The continued exploration of Axl inhibitors combined with ICIs represents a promising frontier in the treatment of NSCLC. This approach addresses critical challenges such as drug resistance, immune evasion, and tumor progression. However, the complex interplay between Axl signaling, TME dynamics, and immune modulation necessitates further investigation to optimize therapeutic efficacy and minimize adverse effects. Collaboration across research disciplines is essential to refine biomarker-driven strategies, improve patient selection, and develop innovative combination regimens.
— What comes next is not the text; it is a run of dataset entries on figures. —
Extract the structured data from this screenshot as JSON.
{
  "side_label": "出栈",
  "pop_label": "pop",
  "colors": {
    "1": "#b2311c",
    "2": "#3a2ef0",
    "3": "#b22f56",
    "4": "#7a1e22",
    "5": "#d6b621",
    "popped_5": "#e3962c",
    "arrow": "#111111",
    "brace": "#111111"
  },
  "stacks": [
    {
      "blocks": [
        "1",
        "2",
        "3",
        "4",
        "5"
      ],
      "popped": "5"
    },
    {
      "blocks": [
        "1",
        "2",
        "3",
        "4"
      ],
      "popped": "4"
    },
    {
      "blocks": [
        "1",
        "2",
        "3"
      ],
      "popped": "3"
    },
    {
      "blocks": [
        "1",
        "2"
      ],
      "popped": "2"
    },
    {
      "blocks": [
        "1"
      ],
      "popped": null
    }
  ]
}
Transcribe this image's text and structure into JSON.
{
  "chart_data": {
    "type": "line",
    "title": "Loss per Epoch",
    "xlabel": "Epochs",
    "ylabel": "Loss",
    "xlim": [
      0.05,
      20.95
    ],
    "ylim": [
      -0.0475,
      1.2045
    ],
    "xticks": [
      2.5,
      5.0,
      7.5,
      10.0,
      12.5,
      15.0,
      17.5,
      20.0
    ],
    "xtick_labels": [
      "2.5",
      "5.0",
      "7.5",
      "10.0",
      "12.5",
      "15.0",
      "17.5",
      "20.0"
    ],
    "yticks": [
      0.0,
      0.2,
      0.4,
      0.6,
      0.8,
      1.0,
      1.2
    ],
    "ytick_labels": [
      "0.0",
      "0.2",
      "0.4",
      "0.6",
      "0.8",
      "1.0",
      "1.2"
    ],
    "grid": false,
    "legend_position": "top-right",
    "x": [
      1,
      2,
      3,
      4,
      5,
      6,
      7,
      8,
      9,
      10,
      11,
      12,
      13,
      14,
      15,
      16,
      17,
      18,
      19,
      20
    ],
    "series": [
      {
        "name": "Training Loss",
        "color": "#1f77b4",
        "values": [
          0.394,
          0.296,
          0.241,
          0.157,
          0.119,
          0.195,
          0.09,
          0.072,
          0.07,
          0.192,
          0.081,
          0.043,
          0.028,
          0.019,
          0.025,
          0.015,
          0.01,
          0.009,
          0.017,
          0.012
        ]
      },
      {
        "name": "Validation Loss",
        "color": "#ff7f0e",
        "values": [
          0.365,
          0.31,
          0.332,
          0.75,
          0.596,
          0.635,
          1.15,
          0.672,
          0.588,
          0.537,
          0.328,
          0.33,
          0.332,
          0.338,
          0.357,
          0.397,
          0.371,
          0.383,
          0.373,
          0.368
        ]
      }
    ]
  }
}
By integrating molecular profiling, preclinical insights, and clinical trial data, researchers can unlock the full potential of Axl-targeted therapies. Such efforts will not only enhance treatment outcomes for NSCLC patients but also pave the way for broader applications in other malignancies.
Conflicts of Interest
The Authors have no conflicts of interest to declare.
Authors’ Contributions
All Authors contributed to the writing of the manuscript and approved the final version.
Artificial Intelligence (AI) Disclosure
No artificial intelligence (AI) tools, including large language models or machine learning software, were used in the preparation, analysis, or presentation of this manuscript.